Superbly, says Washington Federal Savings and Loan Association in Seattle, which last year reported record earnings of $144 million, a 27% increase over fiscal 2001. At a time when critics are questioning the value of IT, Washington Federal seems to be proving those contrarians right: Less is more.
Washington Federal keeps its technology spending down to 1% of its annual operating expenses and has a 1980s-style IT department of seven.

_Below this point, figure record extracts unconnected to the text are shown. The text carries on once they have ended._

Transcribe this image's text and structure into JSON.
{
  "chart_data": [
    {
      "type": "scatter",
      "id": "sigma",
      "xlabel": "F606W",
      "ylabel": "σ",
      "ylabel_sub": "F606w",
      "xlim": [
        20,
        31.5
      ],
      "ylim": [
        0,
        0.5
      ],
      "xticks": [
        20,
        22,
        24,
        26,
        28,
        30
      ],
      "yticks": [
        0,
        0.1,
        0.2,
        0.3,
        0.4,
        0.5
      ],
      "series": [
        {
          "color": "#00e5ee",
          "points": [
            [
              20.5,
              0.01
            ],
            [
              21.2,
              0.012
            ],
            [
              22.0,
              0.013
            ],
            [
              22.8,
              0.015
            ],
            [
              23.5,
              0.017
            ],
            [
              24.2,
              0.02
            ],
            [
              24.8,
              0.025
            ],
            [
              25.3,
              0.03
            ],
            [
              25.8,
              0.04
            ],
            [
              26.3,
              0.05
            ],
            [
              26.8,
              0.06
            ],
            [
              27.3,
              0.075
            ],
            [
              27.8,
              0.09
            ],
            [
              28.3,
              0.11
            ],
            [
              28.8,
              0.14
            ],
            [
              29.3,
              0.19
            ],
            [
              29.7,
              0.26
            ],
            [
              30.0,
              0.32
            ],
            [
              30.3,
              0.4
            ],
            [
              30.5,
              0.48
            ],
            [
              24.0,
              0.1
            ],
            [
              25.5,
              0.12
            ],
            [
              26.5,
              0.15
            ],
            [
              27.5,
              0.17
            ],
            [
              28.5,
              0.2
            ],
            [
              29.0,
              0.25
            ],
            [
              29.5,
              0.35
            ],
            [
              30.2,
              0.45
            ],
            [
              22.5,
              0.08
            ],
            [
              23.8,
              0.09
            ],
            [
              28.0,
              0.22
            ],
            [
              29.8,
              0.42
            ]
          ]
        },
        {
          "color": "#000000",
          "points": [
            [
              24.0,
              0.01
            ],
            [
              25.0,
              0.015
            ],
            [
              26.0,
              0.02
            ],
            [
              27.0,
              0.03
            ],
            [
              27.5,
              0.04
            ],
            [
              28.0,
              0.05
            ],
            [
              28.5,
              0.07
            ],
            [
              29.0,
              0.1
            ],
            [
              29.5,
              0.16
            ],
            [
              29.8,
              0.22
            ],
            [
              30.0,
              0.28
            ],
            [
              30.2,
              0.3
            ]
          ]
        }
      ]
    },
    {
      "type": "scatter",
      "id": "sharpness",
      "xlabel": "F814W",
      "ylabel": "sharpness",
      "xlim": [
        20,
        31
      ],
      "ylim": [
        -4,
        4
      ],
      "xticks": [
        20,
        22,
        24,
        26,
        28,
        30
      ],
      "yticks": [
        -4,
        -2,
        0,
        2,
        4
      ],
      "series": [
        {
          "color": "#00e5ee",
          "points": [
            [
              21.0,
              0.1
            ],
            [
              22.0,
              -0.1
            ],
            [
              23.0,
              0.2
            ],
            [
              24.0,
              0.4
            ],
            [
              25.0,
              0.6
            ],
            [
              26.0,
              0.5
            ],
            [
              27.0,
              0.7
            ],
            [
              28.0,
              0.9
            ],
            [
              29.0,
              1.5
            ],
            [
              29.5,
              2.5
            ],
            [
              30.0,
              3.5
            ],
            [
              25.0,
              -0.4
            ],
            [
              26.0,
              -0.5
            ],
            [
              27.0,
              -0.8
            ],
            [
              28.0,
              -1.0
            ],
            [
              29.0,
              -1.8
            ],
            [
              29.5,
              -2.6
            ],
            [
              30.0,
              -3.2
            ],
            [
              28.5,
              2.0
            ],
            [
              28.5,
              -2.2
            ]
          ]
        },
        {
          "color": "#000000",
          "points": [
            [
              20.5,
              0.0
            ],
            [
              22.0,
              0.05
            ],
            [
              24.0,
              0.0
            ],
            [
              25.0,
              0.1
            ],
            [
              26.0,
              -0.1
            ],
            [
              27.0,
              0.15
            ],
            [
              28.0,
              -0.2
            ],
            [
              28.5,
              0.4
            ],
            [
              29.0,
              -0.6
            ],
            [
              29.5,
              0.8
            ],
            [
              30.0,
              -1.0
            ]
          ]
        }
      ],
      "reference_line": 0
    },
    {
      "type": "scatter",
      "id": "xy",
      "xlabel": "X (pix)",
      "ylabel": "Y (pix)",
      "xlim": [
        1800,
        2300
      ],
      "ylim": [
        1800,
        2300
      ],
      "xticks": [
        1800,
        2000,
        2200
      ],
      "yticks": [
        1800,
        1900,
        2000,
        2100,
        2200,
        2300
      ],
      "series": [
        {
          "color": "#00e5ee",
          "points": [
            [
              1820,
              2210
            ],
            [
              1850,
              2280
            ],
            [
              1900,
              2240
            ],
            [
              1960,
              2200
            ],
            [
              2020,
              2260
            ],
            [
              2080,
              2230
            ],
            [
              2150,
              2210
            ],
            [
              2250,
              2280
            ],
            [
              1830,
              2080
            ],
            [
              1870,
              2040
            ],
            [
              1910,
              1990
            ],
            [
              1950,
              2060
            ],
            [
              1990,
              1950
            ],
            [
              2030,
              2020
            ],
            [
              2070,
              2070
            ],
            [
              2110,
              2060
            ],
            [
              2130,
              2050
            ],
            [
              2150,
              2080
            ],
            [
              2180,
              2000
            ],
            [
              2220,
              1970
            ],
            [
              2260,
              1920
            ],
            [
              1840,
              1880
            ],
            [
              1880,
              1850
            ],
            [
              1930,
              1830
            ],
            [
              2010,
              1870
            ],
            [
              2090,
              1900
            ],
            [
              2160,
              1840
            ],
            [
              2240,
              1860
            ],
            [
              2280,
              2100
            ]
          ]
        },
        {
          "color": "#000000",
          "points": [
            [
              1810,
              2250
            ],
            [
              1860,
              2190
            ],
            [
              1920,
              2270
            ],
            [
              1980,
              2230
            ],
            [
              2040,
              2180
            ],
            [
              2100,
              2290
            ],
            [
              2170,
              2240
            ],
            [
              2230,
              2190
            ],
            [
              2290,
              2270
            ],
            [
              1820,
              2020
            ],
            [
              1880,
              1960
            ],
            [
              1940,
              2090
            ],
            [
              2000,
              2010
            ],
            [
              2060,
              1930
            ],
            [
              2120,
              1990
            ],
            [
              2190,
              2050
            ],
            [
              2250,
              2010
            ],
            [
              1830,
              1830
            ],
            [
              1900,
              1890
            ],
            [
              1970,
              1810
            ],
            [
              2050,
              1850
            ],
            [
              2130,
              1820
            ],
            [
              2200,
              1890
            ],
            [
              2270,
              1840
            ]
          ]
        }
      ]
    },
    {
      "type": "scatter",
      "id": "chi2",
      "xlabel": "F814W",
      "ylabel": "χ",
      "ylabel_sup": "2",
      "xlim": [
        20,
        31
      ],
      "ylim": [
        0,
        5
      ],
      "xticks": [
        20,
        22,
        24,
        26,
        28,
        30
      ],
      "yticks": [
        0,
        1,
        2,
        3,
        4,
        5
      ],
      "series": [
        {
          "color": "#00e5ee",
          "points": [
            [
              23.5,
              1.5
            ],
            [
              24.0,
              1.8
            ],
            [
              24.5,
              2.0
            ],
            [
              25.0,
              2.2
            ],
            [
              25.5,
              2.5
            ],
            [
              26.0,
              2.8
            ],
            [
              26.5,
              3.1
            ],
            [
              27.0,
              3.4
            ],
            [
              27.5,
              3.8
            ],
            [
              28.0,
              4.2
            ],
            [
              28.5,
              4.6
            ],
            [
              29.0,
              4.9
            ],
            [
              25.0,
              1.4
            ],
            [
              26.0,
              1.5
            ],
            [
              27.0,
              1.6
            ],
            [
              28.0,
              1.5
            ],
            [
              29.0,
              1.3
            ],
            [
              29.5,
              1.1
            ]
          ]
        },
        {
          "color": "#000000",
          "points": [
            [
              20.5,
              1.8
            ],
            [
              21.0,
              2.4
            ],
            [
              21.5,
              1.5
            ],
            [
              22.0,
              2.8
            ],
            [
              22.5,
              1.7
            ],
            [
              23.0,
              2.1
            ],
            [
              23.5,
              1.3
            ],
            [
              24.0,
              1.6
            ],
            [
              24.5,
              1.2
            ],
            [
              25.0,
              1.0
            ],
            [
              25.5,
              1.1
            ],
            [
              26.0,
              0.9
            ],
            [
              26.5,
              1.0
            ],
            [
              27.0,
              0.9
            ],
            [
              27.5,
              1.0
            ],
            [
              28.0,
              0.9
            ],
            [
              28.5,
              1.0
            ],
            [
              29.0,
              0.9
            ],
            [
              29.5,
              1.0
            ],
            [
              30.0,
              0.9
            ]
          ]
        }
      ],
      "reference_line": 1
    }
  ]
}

"We say, 'Don't spend a dollar when a dime will do,'" says Roy M. Whitehead, president and CEO.
Whitehead boasts that Washington Federal has the best efficiency ratio in the thrift industry: 18%, compared with the industry average of 45%. That means that while other thrifts spend 45 cents to produce $1 of net revenue, Washington Federal spends 18 cents (including the 1 cent for IT) to earn a buck.
"We measure any investmentwhether in people, in brick and mortar, or technologyrelative to the impact it will have on our efficiency ratio," says Whitehead.
'High-Touch' Service
One reason Washington Federal can spend so little on IT is that it has a simple, low-tech collection of services: passbook savings, certificates of deposit, money market accounts, interest-bearing checking accounts and fixed-rate home mortgages.
"We use technology when it allows us to deliver a higher level of customer service more profitably," Whitehead says. "However, our customer base is one that is older and probably longing for 'high-touch' levels of service that they can't get at other institutions, which seem focused on delivering product at the lowest per-unit transaction cost."
So Washington Federal employees answer their own phones. And if they don't use typewriters, they use the WordPad applet that comes free with Microsoft Windows 98. The company's Web site provides customer and investor information, with a single e-mail contact for inquiries.
"The whole concept of not having a high-tech environment isn't particularly new, but it seems [Washington Federal has] raised it to an art form," says Jerry Silva, an analyst at Needham, Mass.-based TowerGroup.
So, what does Washington Federal's IT chief think of this low-tech operation? "You really have to let go of anything that's 'cool' or 'gee whiz' or 'would this be great,' " says Terry O. Permenter, manager of information systems. "And you have to say, 'What really makes sense for the bottom line?' Sometimes that's frustrating, because that 'cool, gee-whiz' stuff is pretty fun. The discipline of our business model is pretty powerful." Permenter started working at the thrift as a programmer 21 years ago. "I am very proud of Washington Federal," he says. "We are so off-the-chart that people have a hard time believing it."